Бизнес-консультант по информационной безопасности Positive Technologies Алексей Лукацкий подчеркнул: «С учётом текущей геополитической обстановки и того, что кибератаки на российские государственные органы зачастую организуются спецслужбами иностранных государств, класс применяемых средств криптографической защиты поднимается до максимально высокого уровня».

Кого коснутся новые правила: 478 компаний в списке

Наиболее существенные изменения затронут провайдеров, предоставляющих вычислительные мощности — коммерческие центры обработки данных (ЦОД). Проект приказа обязывает владельцев ЦОДов обеспечивать целостность и конфиденциальность данных на уровне IT-инфраструктуры.

В сводном отчёте к проекту приказа Минцифры указаны 478 компаний, на которые будут распространяться новые требования. В их числе:

• Selectel;

• «Ростелеком»;

• DataPro;

• IXcellerate и другие .

Важное уточнение: требования распространяются не на всех хостинг-провайдеров из реестра Роскомнадзора, а только на тех, кто предоставляет вычислительные мощности для размещения информационных систем государственных органов и муниципальных учреждений.

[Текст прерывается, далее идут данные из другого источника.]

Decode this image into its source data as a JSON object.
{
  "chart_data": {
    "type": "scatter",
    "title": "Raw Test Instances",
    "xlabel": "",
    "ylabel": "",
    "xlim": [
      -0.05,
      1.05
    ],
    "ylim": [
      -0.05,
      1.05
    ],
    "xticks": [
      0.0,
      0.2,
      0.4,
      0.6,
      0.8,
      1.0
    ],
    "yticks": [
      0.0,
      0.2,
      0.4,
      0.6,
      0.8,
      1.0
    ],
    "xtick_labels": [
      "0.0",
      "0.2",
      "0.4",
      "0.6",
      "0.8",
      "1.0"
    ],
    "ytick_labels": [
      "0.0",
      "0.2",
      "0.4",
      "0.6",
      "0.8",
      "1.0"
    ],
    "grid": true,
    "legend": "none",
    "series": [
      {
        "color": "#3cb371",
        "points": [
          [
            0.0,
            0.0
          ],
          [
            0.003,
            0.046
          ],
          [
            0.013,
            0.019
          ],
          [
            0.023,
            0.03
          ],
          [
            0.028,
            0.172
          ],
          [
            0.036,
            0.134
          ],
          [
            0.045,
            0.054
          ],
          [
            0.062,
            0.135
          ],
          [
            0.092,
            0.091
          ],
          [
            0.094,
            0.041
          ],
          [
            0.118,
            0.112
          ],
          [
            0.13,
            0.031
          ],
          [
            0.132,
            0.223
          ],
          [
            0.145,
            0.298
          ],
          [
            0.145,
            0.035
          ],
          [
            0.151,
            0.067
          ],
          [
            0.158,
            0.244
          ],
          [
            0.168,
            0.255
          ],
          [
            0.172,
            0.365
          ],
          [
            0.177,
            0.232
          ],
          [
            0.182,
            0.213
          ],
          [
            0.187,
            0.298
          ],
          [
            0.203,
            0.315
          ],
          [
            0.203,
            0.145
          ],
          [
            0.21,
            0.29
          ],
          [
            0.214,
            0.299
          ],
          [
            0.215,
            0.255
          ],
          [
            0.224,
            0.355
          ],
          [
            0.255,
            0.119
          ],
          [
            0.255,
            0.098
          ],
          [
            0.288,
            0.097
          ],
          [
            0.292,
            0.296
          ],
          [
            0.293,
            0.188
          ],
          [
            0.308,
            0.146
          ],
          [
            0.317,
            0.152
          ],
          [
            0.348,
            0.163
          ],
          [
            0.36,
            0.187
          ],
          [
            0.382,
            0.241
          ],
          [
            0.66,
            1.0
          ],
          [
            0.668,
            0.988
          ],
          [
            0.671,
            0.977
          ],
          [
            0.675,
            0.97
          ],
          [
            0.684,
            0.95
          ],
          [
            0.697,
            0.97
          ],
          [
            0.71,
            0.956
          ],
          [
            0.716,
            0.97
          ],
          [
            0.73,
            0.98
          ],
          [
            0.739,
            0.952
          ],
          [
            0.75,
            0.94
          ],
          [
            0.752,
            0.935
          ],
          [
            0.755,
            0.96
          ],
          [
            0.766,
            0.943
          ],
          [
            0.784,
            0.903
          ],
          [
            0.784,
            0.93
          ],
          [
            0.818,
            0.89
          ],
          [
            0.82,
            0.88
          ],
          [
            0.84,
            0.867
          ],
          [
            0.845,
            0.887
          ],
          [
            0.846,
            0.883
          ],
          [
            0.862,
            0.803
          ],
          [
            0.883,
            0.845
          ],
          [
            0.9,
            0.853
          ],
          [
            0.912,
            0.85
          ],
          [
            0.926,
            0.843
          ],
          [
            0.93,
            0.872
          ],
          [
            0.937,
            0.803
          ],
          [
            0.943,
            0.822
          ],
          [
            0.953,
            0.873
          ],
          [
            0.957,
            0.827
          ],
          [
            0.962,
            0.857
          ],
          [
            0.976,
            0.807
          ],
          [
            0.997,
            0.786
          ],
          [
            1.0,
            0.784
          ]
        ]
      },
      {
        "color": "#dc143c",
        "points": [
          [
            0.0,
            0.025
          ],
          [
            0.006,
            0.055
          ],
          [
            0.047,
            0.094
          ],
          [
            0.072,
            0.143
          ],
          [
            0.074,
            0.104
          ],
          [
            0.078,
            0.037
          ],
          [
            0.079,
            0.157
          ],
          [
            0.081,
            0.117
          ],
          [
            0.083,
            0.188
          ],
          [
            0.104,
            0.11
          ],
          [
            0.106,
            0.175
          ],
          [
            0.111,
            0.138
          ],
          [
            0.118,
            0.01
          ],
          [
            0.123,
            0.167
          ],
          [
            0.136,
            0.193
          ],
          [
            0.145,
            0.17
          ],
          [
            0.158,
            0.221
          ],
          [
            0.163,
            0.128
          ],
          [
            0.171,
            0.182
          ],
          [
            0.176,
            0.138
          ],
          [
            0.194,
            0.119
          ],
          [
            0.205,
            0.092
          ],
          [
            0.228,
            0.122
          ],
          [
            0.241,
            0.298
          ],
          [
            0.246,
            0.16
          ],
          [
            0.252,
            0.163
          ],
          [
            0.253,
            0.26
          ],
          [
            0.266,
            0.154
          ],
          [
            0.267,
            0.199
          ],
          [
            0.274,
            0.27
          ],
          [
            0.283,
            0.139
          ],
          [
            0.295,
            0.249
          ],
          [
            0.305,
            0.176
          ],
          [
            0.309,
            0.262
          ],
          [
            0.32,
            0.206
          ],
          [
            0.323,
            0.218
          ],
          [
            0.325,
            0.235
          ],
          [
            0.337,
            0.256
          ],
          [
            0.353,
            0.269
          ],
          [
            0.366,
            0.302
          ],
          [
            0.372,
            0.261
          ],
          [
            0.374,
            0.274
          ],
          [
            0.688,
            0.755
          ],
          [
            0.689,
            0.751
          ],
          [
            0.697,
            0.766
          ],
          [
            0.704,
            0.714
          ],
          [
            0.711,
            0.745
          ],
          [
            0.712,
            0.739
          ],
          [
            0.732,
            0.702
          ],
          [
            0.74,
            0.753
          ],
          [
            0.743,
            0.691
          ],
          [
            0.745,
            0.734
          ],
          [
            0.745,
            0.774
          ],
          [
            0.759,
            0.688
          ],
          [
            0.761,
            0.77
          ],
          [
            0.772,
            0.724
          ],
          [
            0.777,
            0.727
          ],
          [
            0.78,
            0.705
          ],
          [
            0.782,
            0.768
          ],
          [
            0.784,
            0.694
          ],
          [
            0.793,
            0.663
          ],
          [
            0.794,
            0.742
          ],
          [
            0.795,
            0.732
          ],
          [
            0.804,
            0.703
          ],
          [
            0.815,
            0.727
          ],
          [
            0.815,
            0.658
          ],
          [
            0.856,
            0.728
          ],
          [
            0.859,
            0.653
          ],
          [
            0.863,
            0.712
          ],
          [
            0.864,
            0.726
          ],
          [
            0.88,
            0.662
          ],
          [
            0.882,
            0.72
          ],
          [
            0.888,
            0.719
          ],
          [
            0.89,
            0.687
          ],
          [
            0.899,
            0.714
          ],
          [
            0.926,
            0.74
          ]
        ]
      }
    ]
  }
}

Эксперты: снижение рисков утечек и новые барьеры для малого бизнеса

Аналитик Центра стратегической поддержки отечественных технологий Константин Руденский положительно оценил инициативу:

«Поправки распространяют единые правила защиты на все системы, включая электронный документооборот, кадровые и финансовые приложения, региональные реестры и другие ведомственные IT-сервисы. Это позволит существенно снизить риски утечек данных и мошенничества».

По его мнению, новые требования также повысят спрос на надёжные дата-центры и услуги кибербезопасности .

Однако не все участники рынка смогут легко адаптироваться. Генеральный директор группы компаний ST IT, эксперт рынка TechNet НТИ Антон Аверьянов предупредил:

«Крупные игроки рынка в целом уже обладают необходимыми компетенциями, поскольку давно работают с государственными заказчиками. Но для небольших хостинг-провайдеров и облачных операторов, которые часто обслуживают региональных и муниципальных заказчиков, новые требования могут стать серьёзным барьером. Это связано с высокой стоимостью внедрения и необходимостью соответствовать жёстким регуляторным нормам».

Цена вопроса: более 3 миллиардов рублей за шесть лет

Внедрение криптографической защиты потребует значительных расходов. В самом проекте приказа указано, что затраты компаний на выполнение новых требований за шесть лет превысят 3 миллиарда рублей.

Распространение требований по защите информации, установленных ФСТЭК, ФСБ и Минцифры, на большее число систем приведёт также к росту бюджетных расходов, отмечает Алексей Лукацкий.

Впрочем, в Минцифры настроены оптимистично. Представитель ведомства подчеркнул, что на сегодняшний день большинство провайдеров хостинга уже соблюдает действующие требования и обладает необходимой IT-инфраструктурой. Фактические затраты отрасли в связи с введением новых норм, по оценке министерства, вырастут незначительно. Изменения были предварительно обсуждены с участниками рынка и получили их поддержку.

Что это значит для госсектора и бизнеса

Новые требования Минцифры знаменуют собой ужесточение подхода к информационной безопасности в государственном секторе. Если раньше криптографическая защита требовалась только для официальных ГИС, то теперь под контроль попадает вся экосистема вспомогательных сервисов.

Для госорганов и муниципалитетов это означает:

• необходимость пересмотра договоров с IT-подрядчиками;

• приведение всех используемых систем в соответствие с требованиями ФСБ №117;

• возможное увеличение бюджетных расходов на информационную безопасность.

Для провайдеров хостинга и ЦОДов:

• крупные игроки получат дополнительные конкурентные преимущества;

• небольшие компании столкнутся с необходимостью инвестировать в модернизацию инфраструктуры;

• рынок ожидает консолидация и, вероятно, уход части малых операторов.

Для разработчиков IT-систем:

• обязательное использование сертифицированных средств криптографической защиты станет стандартом;

• вырастут требования к квалификации персонала;

• расширится рынок услуг по аттестации и сопровождению защищённых систем.

Новый приказ Минцифры — это шаг к формированию унифицированного контура информационной безопасности государственных систем. Вопрос лишь в том, насколько быстро и безболезненно рынок сможет адаптироваться к новым реалиям.